This guest blog is thanks to Salt Hill colleague Olivia Hebner of Summit Consulting. I am going to add a caveat -- the NYC Dept of Public Health data, shown below, is very different from the NY Times data, for which the leveling off is unclear (though the increase has at least slowed). This caveat is in no way reflective of Olivia's work -- she was very careful to use what we both agreed was the best data at the moment. However, all the data right now comes with a lot of questions as to reliability.
Today we add another important data stream to the coronavirus analysis – daily hospitalizations. One of the biggest fears is that hospitals will be quickly inundated as cases rise. New York City hospitals are already at or near capacity in terms of both beds and ventilators.
Have we hit the peak? The good news is that, if measured by new hospitalizations, we appear to have hit the peak. This means new hospitalizations do not appear to be increasing exponentially anymore. The bad news is that as long as more people are getting hospitalized than are leaving the hospital, we will not hit the peak of total people hospitalized and therefore, we will still need more beds and ventilators each day.

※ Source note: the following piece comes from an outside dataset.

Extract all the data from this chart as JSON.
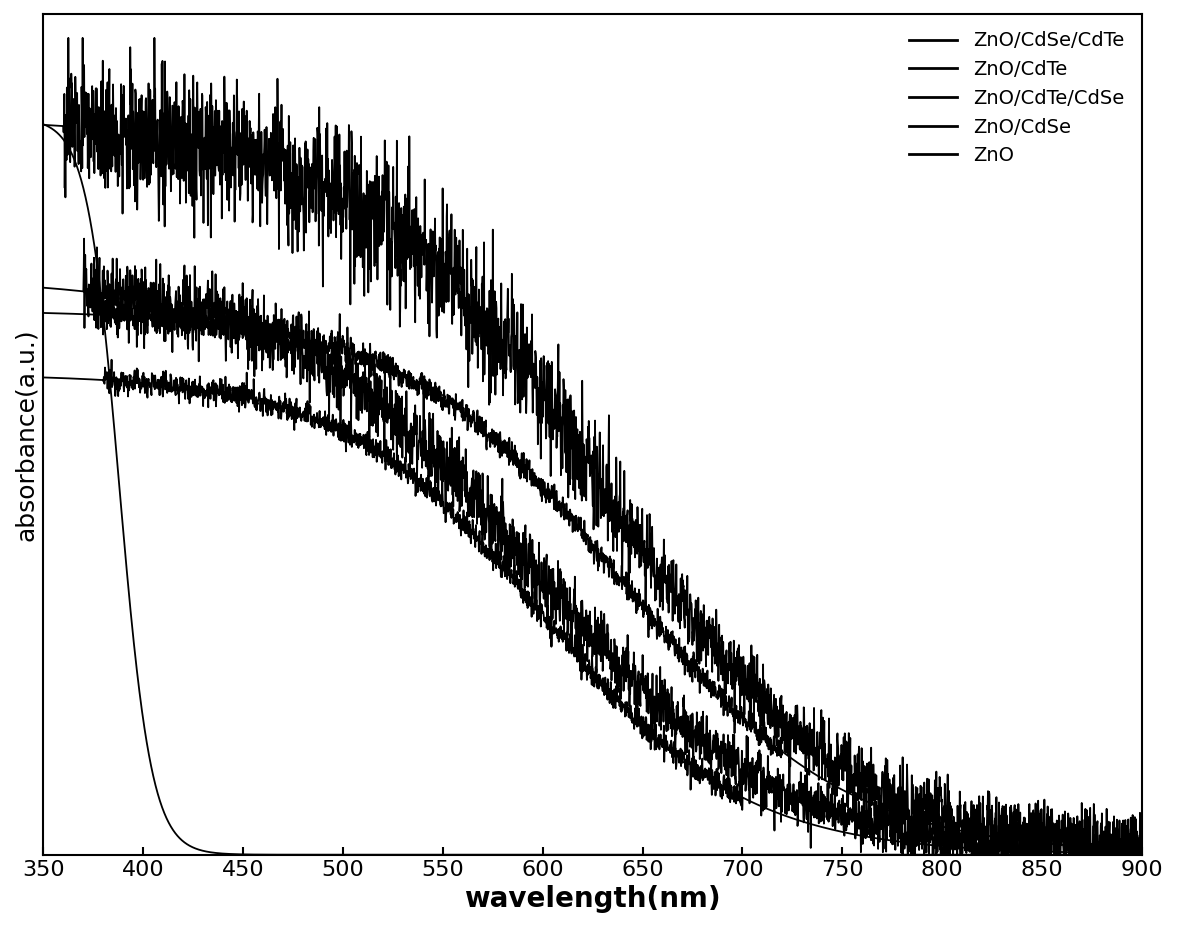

In the graph below, we track New York City daily deaths and new hospitalizations, and, as before, we put it on a log scale. That means a straight upward sloping line is an exponential increase. Since these are new deaths and hospitalizations rather than totals, a flattening of the line does not mean more people are not dying or being hospitalized, it only means those numbers are no longer increasing.
The data comes from the NYC Department of Health and Mental Hygiene (DOHMH) and is available here. The graph shows a flattening of new hospitalizations as of a few days ago. We seem to be near the peak in terms of deaths as well, although if we are, this is a more recent development. Unfortunately, from our understanding of the data in Italy and China, we will likely stay at the peak level of daily deaths for around 2 weeks, as a high percentage of long-term hospitalized patients do not recover. We know less about hospitalizations, but will continue to research them and report as data becomes available.